Damiana - Primeiro, o machismo. O maior impasse que a gente encontra é o racismo e o machismo. Sobretudo, porque as populações são pretas. Elas têm cor. A gente escuta muito que não temos racismo. Eu lembro muito o Victor Gomes, que é um escritor que fala exatamente sobre o preconceito. Ele diz que o primeiro preconceito é não reconhecer que é preconceituoso. A gente precisa reconhecer esse machismo e esse racismo. Acho que o primeiro recorte tem que ser de raça porque a gente sabe quais são as populações que mais sofrem. Qual a maior população carcerária, que está mais vulnerável às balas perdidas? São nossos corpos negros. A gente fala muito sobre isso, como é difícil ser mulher no Brasil, que mata 22 mulheres por mês.
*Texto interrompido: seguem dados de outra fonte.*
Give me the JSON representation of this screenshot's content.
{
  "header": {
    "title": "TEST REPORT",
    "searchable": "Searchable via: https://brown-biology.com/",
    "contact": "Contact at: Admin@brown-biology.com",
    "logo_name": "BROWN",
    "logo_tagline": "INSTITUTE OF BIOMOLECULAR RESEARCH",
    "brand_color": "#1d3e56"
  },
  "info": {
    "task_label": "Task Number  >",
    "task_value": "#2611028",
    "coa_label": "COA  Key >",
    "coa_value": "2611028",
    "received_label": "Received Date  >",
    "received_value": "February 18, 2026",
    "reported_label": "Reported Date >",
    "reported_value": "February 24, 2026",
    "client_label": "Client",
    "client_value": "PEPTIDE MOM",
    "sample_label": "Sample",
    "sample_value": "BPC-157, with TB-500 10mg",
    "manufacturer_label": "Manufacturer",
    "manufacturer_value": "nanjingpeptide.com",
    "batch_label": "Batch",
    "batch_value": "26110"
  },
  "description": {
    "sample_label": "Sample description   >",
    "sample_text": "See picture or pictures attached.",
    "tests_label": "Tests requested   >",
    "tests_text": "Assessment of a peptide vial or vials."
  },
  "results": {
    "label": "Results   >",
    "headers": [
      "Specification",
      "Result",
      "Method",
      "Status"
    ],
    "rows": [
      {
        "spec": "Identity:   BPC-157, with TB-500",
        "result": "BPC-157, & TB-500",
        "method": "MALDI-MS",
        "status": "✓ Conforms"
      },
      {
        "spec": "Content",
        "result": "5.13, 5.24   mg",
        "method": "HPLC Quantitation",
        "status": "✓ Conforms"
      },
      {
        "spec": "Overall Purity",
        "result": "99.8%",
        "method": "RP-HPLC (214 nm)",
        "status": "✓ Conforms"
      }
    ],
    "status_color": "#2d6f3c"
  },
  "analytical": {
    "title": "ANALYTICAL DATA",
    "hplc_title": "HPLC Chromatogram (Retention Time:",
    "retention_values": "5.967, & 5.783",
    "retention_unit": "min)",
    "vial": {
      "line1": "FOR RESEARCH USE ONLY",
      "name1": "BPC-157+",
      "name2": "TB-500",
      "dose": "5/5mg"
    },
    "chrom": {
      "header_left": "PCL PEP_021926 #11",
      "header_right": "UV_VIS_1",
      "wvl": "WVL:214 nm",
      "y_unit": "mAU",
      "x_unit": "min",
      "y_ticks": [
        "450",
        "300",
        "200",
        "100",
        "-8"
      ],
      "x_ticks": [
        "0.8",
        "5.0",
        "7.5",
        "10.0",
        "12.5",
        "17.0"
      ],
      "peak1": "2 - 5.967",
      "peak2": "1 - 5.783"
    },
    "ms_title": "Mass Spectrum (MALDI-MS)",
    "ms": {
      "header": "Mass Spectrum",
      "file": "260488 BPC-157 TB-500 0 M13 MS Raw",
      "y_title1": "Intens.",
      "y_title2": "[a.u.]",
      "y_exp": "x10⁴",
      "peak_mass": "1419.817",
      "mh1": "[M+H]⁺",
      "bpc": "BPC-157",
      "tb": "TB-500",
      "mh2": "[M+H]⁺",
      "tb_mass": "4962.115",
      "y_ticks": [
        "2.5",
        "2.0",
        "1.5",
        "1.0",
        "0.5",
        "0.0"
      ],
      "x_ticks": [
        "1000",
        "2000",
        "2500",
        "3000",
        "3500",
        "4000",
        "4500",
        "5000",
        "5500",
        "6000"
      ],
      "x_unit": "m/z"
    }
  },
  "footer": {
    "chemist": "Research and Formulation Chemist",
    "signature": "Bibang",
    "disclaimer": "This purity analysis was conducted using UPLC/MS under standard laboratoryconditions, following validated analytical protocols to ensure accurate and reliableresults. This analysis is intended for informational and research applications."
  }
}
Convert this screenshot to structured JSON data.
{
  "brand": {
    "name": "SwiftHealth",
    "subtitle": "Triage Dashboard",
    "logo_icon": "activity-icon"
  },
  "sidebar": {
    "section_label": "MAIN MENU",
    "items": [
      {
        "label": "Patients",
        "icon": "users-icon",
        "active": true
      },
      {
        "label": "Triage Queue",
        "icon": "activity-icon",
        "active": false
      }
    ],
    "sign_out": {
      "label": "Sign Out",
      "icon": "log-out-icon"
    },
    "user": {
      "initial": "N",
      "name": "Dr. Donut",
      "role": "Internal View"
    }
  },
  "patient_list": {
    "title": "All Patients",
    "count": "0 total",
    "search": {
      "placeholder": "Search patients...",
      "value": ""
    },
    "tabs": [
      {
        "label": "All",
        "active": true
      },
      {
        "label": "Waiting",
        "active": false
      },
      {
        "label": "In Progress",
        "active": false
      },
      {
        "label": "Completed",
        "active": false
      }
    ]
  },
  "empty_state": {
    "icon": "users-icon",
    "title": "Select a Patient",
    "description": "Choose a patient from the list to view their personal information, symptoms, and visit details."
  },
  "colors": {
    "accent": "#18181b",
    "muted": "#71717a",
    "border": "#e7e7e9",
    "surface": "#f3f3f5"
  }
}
As que são registradas.
Dentro dos movimentos sociais não é diferente, é um desafio para nós. Como se todos os dias tivéssemos que nos colocar no sentido de dizer que somos capazes. Somos capazes mesmo sendo mulheres, mesmo sendo população preta, mesmo sendo população pobre. Dentro desse desafio, a gente pega um desgoverno em que todas essas agressões e violência tiveram uma grande crescente. Temos que conquistar o espaço de fala. As universidades não foram sonhadas para nós pretas. A gente estar em um espaço de liderança da comunidade não foi sonhado por nós. Mas a gente precisa chegar, como diz uma amiga, “de voadora”. Porque esse é nosso espaço e dizer que não vamos nos calar. Esse silêncio em que nos seguraram a vida toda, algumas de nós têm que quebrar essas amarrações. Mas não tem sido fácil porque a gente sofre perseguição, sofre ameaça. Porque homens nos odeiam, não querem que a gente ande com as mulheres porque vamos “fazer a cabeça” das outras mulheres. Dentro desse desafio a gente vai criando caminhos. Os caminhos de trazer novas mulheres.
A gente não quer protagonizar, ser construtora de uma história em que sejamos nós as únicas que conseguiram quebrar isso. A gente quer trazer mais mulheres. A gente tem muitas famílias chefiadas por mulheres que são mães solo, que precisam dar conta de tudo. E nos fazem, muitas vezes, ter medo. Não é só um desafio de dizer se eu sou ou não capaz. É um medo de amanhã não estar porque querem nos calar.